Harnessing Boron‐Mediated Ti Valence Cycling in TiB2‐PEG‐DOX: A Multimodal CDT/PTT/CT Platform for Colorectal Cancer Therapy

Titanium’s biocompatibility has long made it attractive for biomedical implants, yet its catalytic potential in cancer therapy remains underexploited. Recent work leverages titanium diboride (TiB2), a metal boride whose lattice incorporates boron atoms capable of modulating titanium’s oxidation state. By facilitating a Ti4+→Ti2+ valence shift, boron enhances the Fenton‑like conversion of tumor‑derived hydrogen peroxide into highly toxic hydroxyl radicals, effectively turning TiB2 into a potent chemodynamic catalyst without compromising safety.

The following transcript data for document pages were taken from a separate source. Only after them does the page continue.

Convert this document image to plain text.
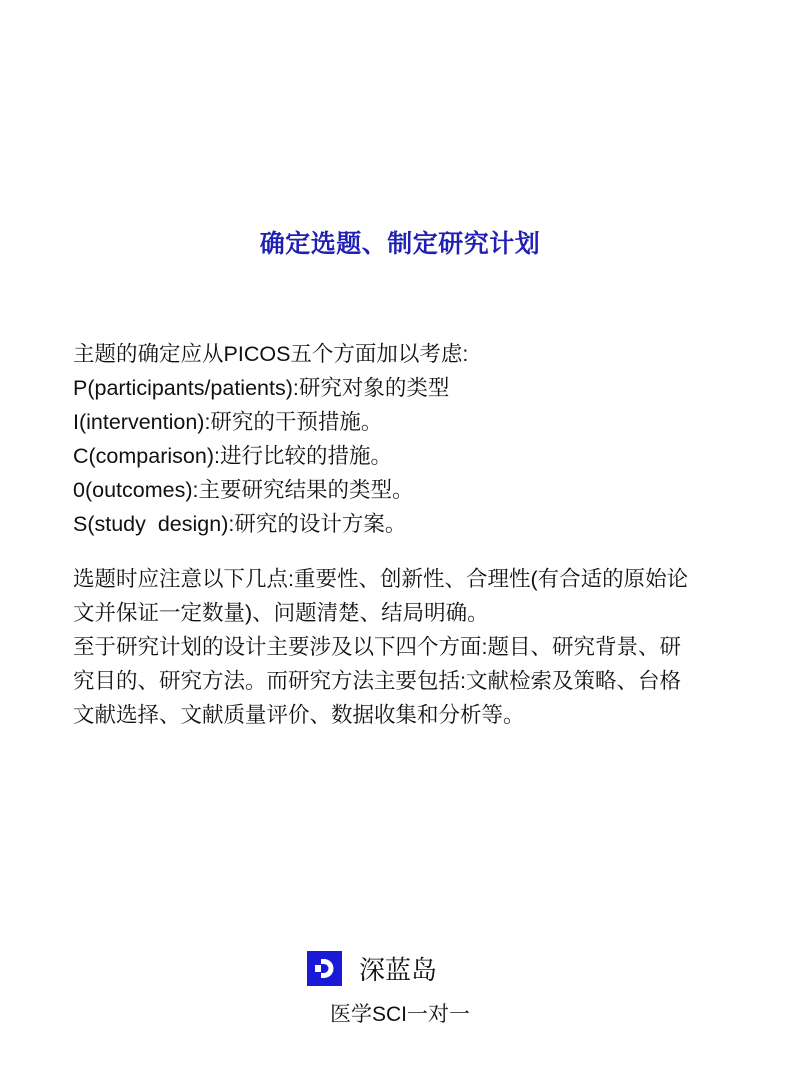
确定选题、制定研究计划
主题的确定应从PICOS五个方面加以考虑:
P(participants/patients):研究对象的类型
I(intervention):研究的干预措施。
C(comparison):进行比较的措施。
0(outcomes):主要研究结果的类型。
S(study  design):研究的设计方案。
选题时应注意以下几点:重要性、创新性、合理性(有合适的原始论
文并保证一定数量)、问题清楚、结局明确。
至于研究计划的设计主要涉及以下四个方面:题目、研究背景、研
究目的、研究方法。而研究方法主要包括:文献检索及策略、台格
文献选择、文献质量评价、数据收集和分析等。
深蓝岛
医学SCI一对一
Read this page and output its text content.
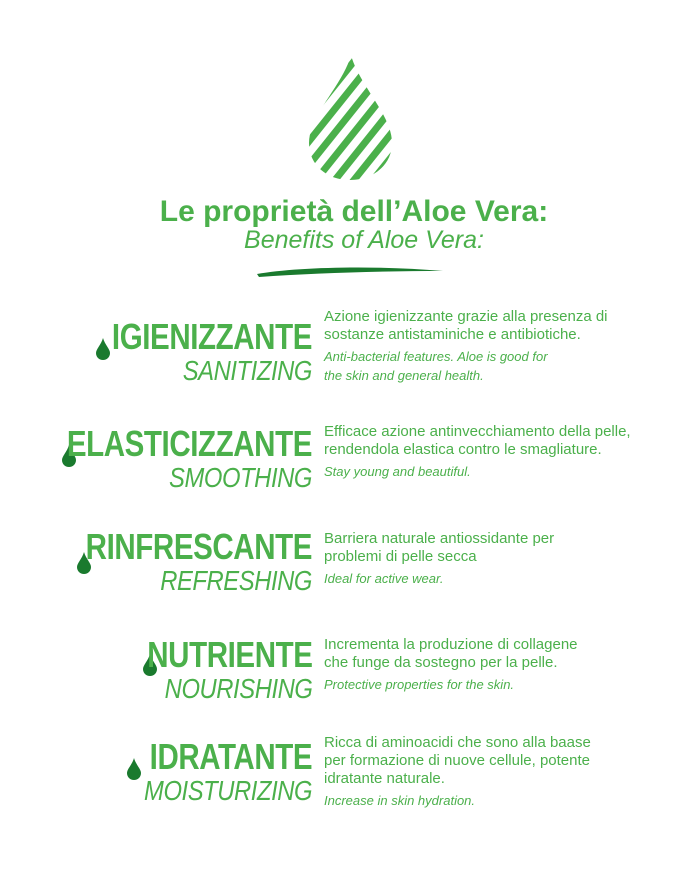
Le proprietà dell’Aloe Vera:
Benefits of Aloe Vera:
IGIENIZZANTE
SANITIZING

Azione igienizzante grazie alla presenza di sostanze antistaminiche e antibiotiche.

Anti-bacterial features. Aloe is good for the skin and general health.

ELASTICIZZANTE
SMOOTHING

Efficace azione antinvecchiamento della pelle, rendendola elastica contro le smagliature.

Stay young and beautiful.

RINFRESCANTE
REFRESHING

Barriera naturale antiossidante per problemi di pelle secca

Ideal for active wear.

NUTRIENTE
NOURISHING

Incrementa la produzione di collagene che funge da sostegno per la pelle.

Protective properties for the skin.

IDRATANTE
MOISTURIZING

Ricca di aminoacidi che sono alla baase per formazione di nuove cellule, potente idratante naturale.

Increase in skin hydration.
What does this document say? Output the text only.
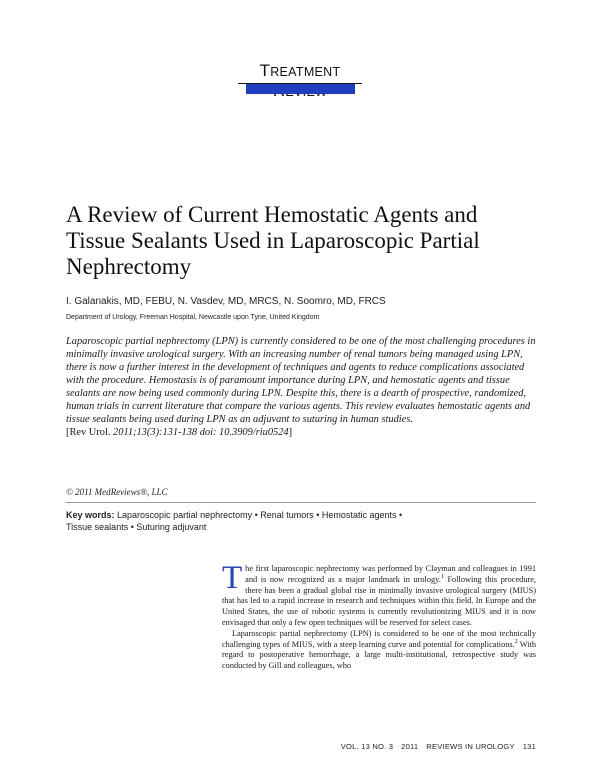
TREATMENT
A Review of Current Hemostatic Agents and Tissue Sealants Used in Laparoscopic Partial Nephrectomy
I. Galanakis, MD, FEBU, N. Vasdev, MD, MRCS, N. Soomro, MD, FRCS
Department of Urology, Freeman Hospital, Newcastle upon Tyne, United Kingdom

Laparoscopic partial nephrectomy (LPN) is currently considered to be one of the most challenging procedures in minimally invasive urological surgery. With an increasing number of renal tumors being managed using LPN, there is now a further interest in the development of techniques and agents to reduce complications associated with the procedure. Hemostasis is of paramount importance during LPN, and hemostatic agents and tissue sealants are now being used commonly during LPN. Despite this, there is a dearth of prospective, randomized, human trials in current literature that compare the various agents. This review evaluates hemostatic agents and tissue sealants being used during LPN as an adjuvant to suturing in human studies.
[Rev Urol. 2011;13(3):131-138 doi: 10.3909/riu0524]

© 2011 MedReviews®, LLC
Key words: Laparoscopic partial nephrectomy • Renal tumors • Hemostatic agents • Tissue sealants • Suturing adjuvant

The first laparoscopic nephrectomy was performed by Clayman and colleagues in 1991 and is now recognized as a major landmark in urology.$^1$ Following this procedure, there has been a gradual global rise in minimally invasive urological surgery (MIUS) that has led to a rapid increase in research and techniques within this field. In Europe and the United States, the use of robotic systems is currently revolutionizing MIUS and it is now envisaged that only a few open techniques will be reserved for select cases.

Laparoscopic partial nephrectomy (LPN) is considered to be one of the most technically challenging types of MIUS, with a steep learning curve and potential for complications.$^2$ With regard to postoperative hemorrhage, a large multi-institutional, retrospective study was conducted by Gill and colleagues, who

VOL. 13 NO. 3 2011 REVIEWS IN UROLOGY 131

The TiB2‑PEG‑DOX platform integrates three therapeutic modalities. Surface grafting with amino‑terminated polyethylene glycol improves colloidal stability and enables electrostatic loading of doxorubicin, while also providing an EPR‑driven tumor‑accumulation route. Under 808 nm near‑infrared irradiation, the nanosheets achieve a 53.53% photothermal conversion efficiency, raising local temperatures enough for effective photothermal ablation and simultaneously triggering rapid DOX release. In vitro studies on HCT‑116 colorectal cancer cells reveal an 86.32% kill rate, underscoring the synergistic impact of CDT, PTT, and chemotherapy.

In vivo experiments confirm near‑complete tumor regression in murine models, with histology showing negligible damage to major organs, highlighting the system’s biocompatibility. This multimodal approach not only overcomes the intrinsic CDT limitations of titanium‑based materials but also establishes a broader paradigm: boron‑mediated metal valence cycling can be harnessed to amplify therapeutic reactivity across nanomedicine platforms. Future research may extend this strategy to other metal borides, paving the way for highly efficient, low‑toxicity treatments for a range of solid tumors.